Testing the applications of this
research involved moving from an animal model to the human species malaria Plasmodium falciparum. Using the
CRISPR-Cas9 system to disrupt the MTRAP locus showed no change in blood stage
parasitaemia, with MTRAP expression instead being strongly detected in gametes
unable to rupture the parasitophorous vacuole membrane.
 |
Figure 1: Malaria lifecycle, with inset
results from MTRAP research in Plasmodium spp 1, 4.

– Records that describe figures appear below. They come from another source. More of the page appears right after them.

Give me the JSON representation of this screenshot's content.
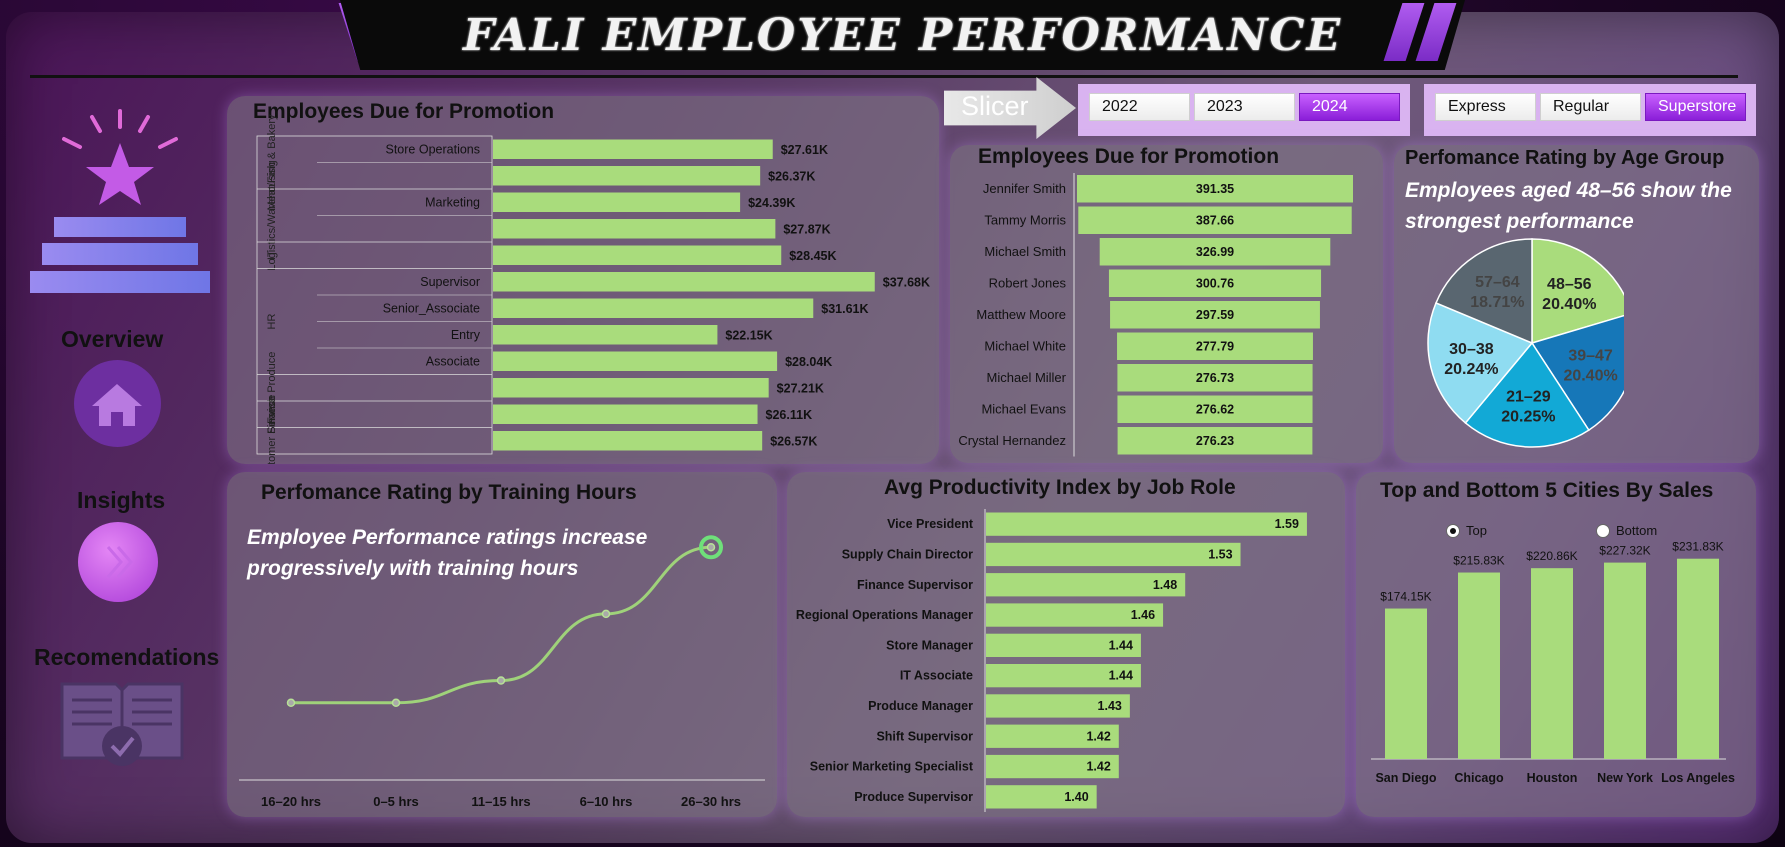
{
  "header": {
    "title": "FALI EMPLOYEE PERFORMANCE"
  },
  "sidebar": {
    "overview_label": "Overview",
    "insights_label": "Insights",
    "recommendations_label": "Recomendations"
  },
  "slicer": {
    "label": "Slicer",
    "years": [
      "2022",
      "2023",
      "2024"
    ],
    "selected_year": "2024",
    "store_types": [
      "Express",
      "Regular",
      "Superstore"
    ],
    "selected_store_type": "Superstore"
  },
  "panel_promotion_dept": {
    "title": "Employees Due for Promotion"
  },
  "panel_promotion_emp": {
    "title": "Employees Due for Promotion"
  },
  "panel_age": {
    "title": "Perfomance Rating by Age Group",
    "insight": "Employees aged 48–56 show the strongest performance"
  },
  "panel_training": {
    "title": "Perfomance Rating by Training Hours",
    "insight": "Employee Performance ratings increase progressively with training hours"
  },
  "panel_productivity": {
    "title": "Avg Productivity Index by Job Role"
  },
  "panel_cities": {
    "title": "Top and Bottom 5 Cities By Sales",
    "radio_top": "Top",
    "radio_bottom": "Bottom",
    "selected": "Top"
  },
  "colors": {
    "bar": "#a9dc7c",
    "accent": "#9b30e0",
    "pie": [
      "#a9dc7c",
      "#1677b8",
      "#12a9d6",
      "#8fdcf1",
      "#596670"
    ]
  },
  "chart_data": [
    {
      "id": "promotion-by-department",
      "type": "bar",
      "orientation": "horizontal",
      "groups": [
        {
          "name": "Meat/Fish & Bakery",
          "categories": [
            "Store Operations",
            ""
          ]
        },
        {
          "name": "Logistics/Warehousing",
          "categories": [
            "Marketing",
            ""
          ]
        },
        {
          "name": "IT",
          "categories": [
            ""
          ]
        },
        {
          "name": "HR",
          "categories": [
            "Supervisor",
            "Senior_Associate",
            "Entry",
            "Associate"
          ]
        },
        {
          "name": "Fresh Produce",
          "categories": [
            ""
          ]
        },
        {
          "name": "Finance",
          "categories": [
            ""
          ]
        },
        {
          "name": "Customer Service",
          "categories": [
            ""
          ]
        }
      ],
      "values": [
        27.61,
        26.37,
        24.39,
        27.87,
        28.45,
        37.68,
        31.61,
        22.15,
        28.04,
        27.21,
        26.11,
        26.57
      ],
      "data_labels": [
        "$27.61K",
        "$26.37K",
        "$24.39K",
        "$27.87K",
        "$28.45K",
        "$37.68K",
        "$31.61K",
        "$22.15K",
        "$28.04K",
        "$27.21K",
        "$26.11K",
        "$26.57K"
      ],
      "title": "Employees Due for Promotion"
    },
    {
      "id": "promotion-by-employee",
      "type": "bar",
      "orientation": "horizontal",
      "categories": [
        "Jennifer Smith",
        "Tammy Morris",
        "Michael Smith",
        "Robert Jones",
        "Matthew Moore",
        "Michael White",
        "Michael Miller",
        "Michael Evans",
        "Crystal Hernandez"
      ],
      "values": [
        391.35,
        387.66,
        326.99,
        300.76,
        297.59,
        277.79,
        276.73,
        276.62,
        276.23
      ],
      "data_labels": [
        "391.35",
        "387.66",
        "326.99",
        "300.76",
        "297.59",
        "277.79",
        "276.73",
        "276.62",
        "276.23"
      ],
      "title": "Employees Due for Promotion"
    },
    {
      "id": "rating-by-age",
      "type": "pie",
      "categories": [
        "48–56",
        "39–47",
        "21–29",
        "30–38",
        "57–64"
      ],
      "values": [
        20.4,
        20.4,
        20.25,
        20.24,
        18.71
      ],
      "data_labels": [
        "20.40%",
        "20.40%",
        "20.25%",
        "20.24%",
        "18.71%"
      ],
      "title": "Perfomance Rating by Age Group"
    },
    {
      "id": "rating-by-training",
      "type": "line",
      "categories": [
        "16–20 hrs",
        "0–5 hrs",
        "11–15 hrs",
        "6–10 hrs",
        "26–30 hrs"
      ],
      "values": [
        3.0,
        3.0,
        3.1,
        3.4,
        3.7
      ],
      "title": "Perfomance Rating by Training Hours"
    },
    {
      "id": "productivity-by-role",
      "type": "bar",
      "orientation": "horizontal",
      "categories": [
        "Vice President",
        "Supply Chain Director",
        "Finance Supervisor",
        "Regional Operations Manager",
        "Store Manager",
        "IT Associate",
        "Produce Manager",
        "Shift Supervisor",
        "Senior Marketing Specialist",
        "Produce Supervisor"
      ],
      "values": [
        1.59,
        1.53,
        1.48,
        1.46,
        1.44,
        1.44,
        1.43,
        1.42,
        1.42,
        1.4
      ],
      "data_labels": [
        "1.59",
        "1.53",
        "1.48",
        "1.46",
        "1.44",
        "1.44",
        "1.43",
        "1.42",
        "1.42",
        "1.40"
      ],
      "xlim": [
        1.3,
        1.6
      ],
      "title": "Avg Productivity Index by Job Role"
    },
    {
      "id": "cities-by-sales",
      "type": "bar",
      "orientation": "vertical",
      "categories": [
        "San Diego",
        "Chicago",
        "Houston",
        "New York",
        "Los Angeles"
      ],
      "values": [
        174.15,
        215.83,
        220.86,
        227.32,
        231.83
      ],
      "data_labels": [
        "$174.15K",
        "$215.83K",
        "$220.86K",
        "$227.32K",
        "$231.83K"
      ],
      "ylim": [
        0,
        250
      ],
      "title": "Top and Bottom 5 Cities By Sales"
    }
  ]
}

The research by Bargieri et al suggests MTRAP functions in the sexual stages of malaria, with protein removal preventing parasite transmission or fertilisation. (A) In the blood stages, identical parasite growth curves were found for both the wildtype MTRAP and the gene knockouts, suggesting the protein does not play a significant role. (p.i = post infection). (B) The research found also found normal levels of circulating gametocytes in the mouse bloodstream. (C) P. falciparum gametocyte staining with DAPI for DNA (blue) and Band3 for the erythrocytic membrane (green) shows activated gametocytes remaining inside the erythrocytic membrane (D) Gene knockouts of MTRAP in Plasmodium berghei were found to negatively influence both ookinete and oocyst formation in the mosquito host. |
In wild type parasites, exflagellation of the male
macrogamete occurs inside the erythrocytic parasitophorous vacuole. Before
egress from the erythrocyte, the vacuole is ruptured and male gametes form
exflagellation centres on the inner red blood cell membrane. Activated MTRAPKO
gametes were found to form motile
flagella but did not form exflagellation centres in either P. berghei or P. falciparum.
Microscopy of gamete activation found the knockouts remained inside the parasitophorous
vacuole, and the authors believe this stems from an inability to disrupt the
vacuole membrane. Further evidence was
given to this theory by complementing defective mutants with an episomally
expressed MTRAP, which resulted in partial restoration of the parasite sexual
cycle.
Emerging resistance to commonly
used antimalarial compounds and insecticides pose a risk to malaria control
efforts, and there is not yet an efficacious commercially available vaccine 4,
5. Although this
research does not suggest MTRAP as a candidate for vaccines blocking
erythrocytic invasion, the protein could be explored to block transmission. Further
research into MTRAP’s role in parasitophorous vacuole disruption and gamete
egress is needed to understand its potential role in a vaccine. It may be that
MTRAP does indeed have roles in parasite actin motors and motility, although in
a different stage to the parasite lifecycle than previously expected. Whilst
further work still needs to be performed exploring MTRAP function, this
research clearly demonstrates the remarkable utility of the CRISPR-Cas9 system
in malaria.
References
- Bargieri, D.Y. et al. Plasmodium Merozoite TRAP Family Protein Is Essential For Vacuole Membrane Disruption and Gamete Egress From Erythrocytes. Cell Host & Microbe 20, 619-630 (2016).
- Baum, J. et al. A conserved molecula motor drives cell invasion and gliding motility across malaria life cycle stages and other apicomplexan parasites. Journal of Biological Chemistry 281, 5197-5208 (2006).
- Kehrer, J., Frischknecht, F. and Mair, G. R. Proteomic analysis of the Plasmodium berghei gametocyte egressosome and vesicular bilD of osmiophilic body proteins identifies merozoite TRAP-like protein (MTRAP) as an essential factor for parasite transmission. Molecular and Cellular Proteomics 15, 2852-2862. (2016).
- Outtara, A and Laurens, M.B. Vaccines against malaria. Clinical Infectious Diseases 60, 930-936. (2015).
- Cowman, A.F., Healer, J.m Marapana, D. and Marsh, K. Malaria: Biology and Disease. Cell 167, 610-624. (2016).